We all know brand awareness matters a lot, but it is always difficult to attribute conversion value to our various marketing activities.
So how can brand awareness activities be accounted for? Online attribution tools do a great job of measuring online activities, but what about attribution with offline activities?
To do this, marketers need to identify all regular marketing activities and then establish a baseline. The baseline could be established using Google Insights for Search (as described above), if the brand generates sufficient search volume to show up. Another way to do this might be through a lead tracking system as long as all leads are tracked in a single system that is readily queried. While it’s probably best to track actual sales in determining a baseline, for some businesses the sales cycle is long, so establishing a baseline by using lead volume may be just as good a proxy and provide a more immediate data set. Whatever the method, adjustments for seasonality should also be made if appropriate.

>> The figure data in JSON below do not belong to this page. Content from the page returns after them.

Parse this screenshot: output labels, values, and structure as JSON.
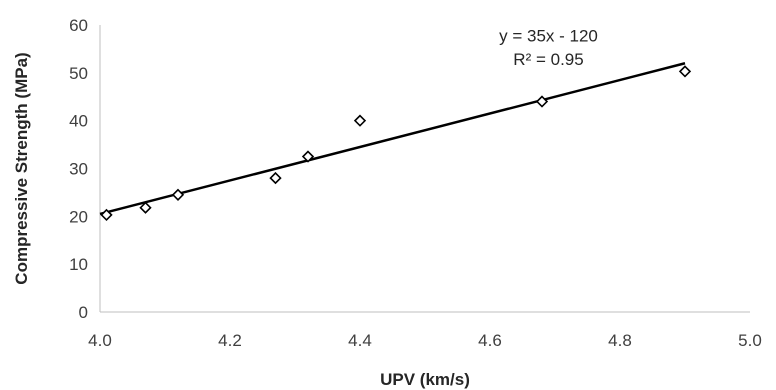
{
  "chart_data": {
    "type": "scatter",
    "title": "",
    "xlabel": "UPV (km/s)",
    "ylabel": "Compressive Strength (MPa)",
    "xlim": [
      4.0,
      5.0
    ],
    "ylim": [
      0,
      60
    ],
    "x_ticks": [
      4.0,
      4.2,
      4.4,
      4.6,
      4.8,
      5.0
    ],
    "x_tick_labels": [
      "4.0",
      "4.2",
      "4.4",
      "4.6",
      "4.8",
      "5.0"
    ],
    "y_ticks": [
      0,
      10,
      20,
      30,
      40,
      50,
      60
    ],
    "y_tick_labels": [
      "0",
      "10",
      "20",
      "30",
      "40",
      "50",
      "60"
    ],
    "grid": false,
    "legend": "none",
    "marker": "diamond",
    "colors": {
      "marker": "#000000",
      "trendline": "#000000",
      "axis": "#bfbfbf"
    },
    "series": [
      {
        "x": [
          4.01,
          4.07,
          4.12,
          4.27,
          4.32,
          4.4,
          4.68,
          4.9
        ],
        "y": [
          20.3,
          21.8,
          24.5,
          28.0,
          32.5,
          40.0,
          44.0,
          50.3
        ]
      }
    ],
    "trendline": {
      "type": "linear",
      "x_range": [
        4.0,
        4.9
      ],
      "y_range": [
        20.5,
        52.0
      ]
    },
    "annotations": {
      "equation": "y = 35x - 120",
      "r_squared": "R² = 0.95"
    }
  }
}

Once a baseline is established, then the marketer should ensure that all activities (except those being tested) remain constant. This includes minor changes like changing your target audience or adding a new media type. With a baseline established, marketing activities held constant, and a fully integrated attribution system in place, test campaigns can now be run to provide marketing insights. When multiple media types are to be combined into a single campaign, the attribution system should understand how to allocate conversions to the media types both independently and together.
In the example graphed to the right, we illustrate a simple example of how a marketer might properly attribute conversions when adding a paid search campaign after establishing a baseline using lead volumes.
Even though a search engine marketing campaign generated 150 out of 300 leads (an apparent 50% of the lead volume) in the test month versus a total of 200 leads in the baseline period, search engine marketing should only be attributed 100 leads (net increase in leads from baseline) or 33% of the value of the conversions in the test months.
How could this be fair? After all, the search campaign generated half the leads in the test period. First, this is fair because month after month the business always generated approximately 200 leads (adjusted for seasonality). Second, the search campaign may have captured the customer before she used some other source for attribution. Because the prospect already was aware of the brand, had she not found the brand via search, she would otherwise have used another source to find the brand. For example, a prospect could find a brand via a free, local business listing, as opposed to paid search.
If new marketing campaigns are to be continually tested, marketers need to clearly identify what baseline is before proceeding, noting that there may now be a “new” baseline. If the search campaign above is terminated and replaced with something different, then the new baseline would remain the same. If, however, a new campaign is layered upon it, then the new baseline would be 300.
As the number of marketing tools and channels increase, the more difficult it will be to attribute revenue and brand awareness to our activities. How do you track your marketing activities? Have you come up with any solutions to the problem of attribution?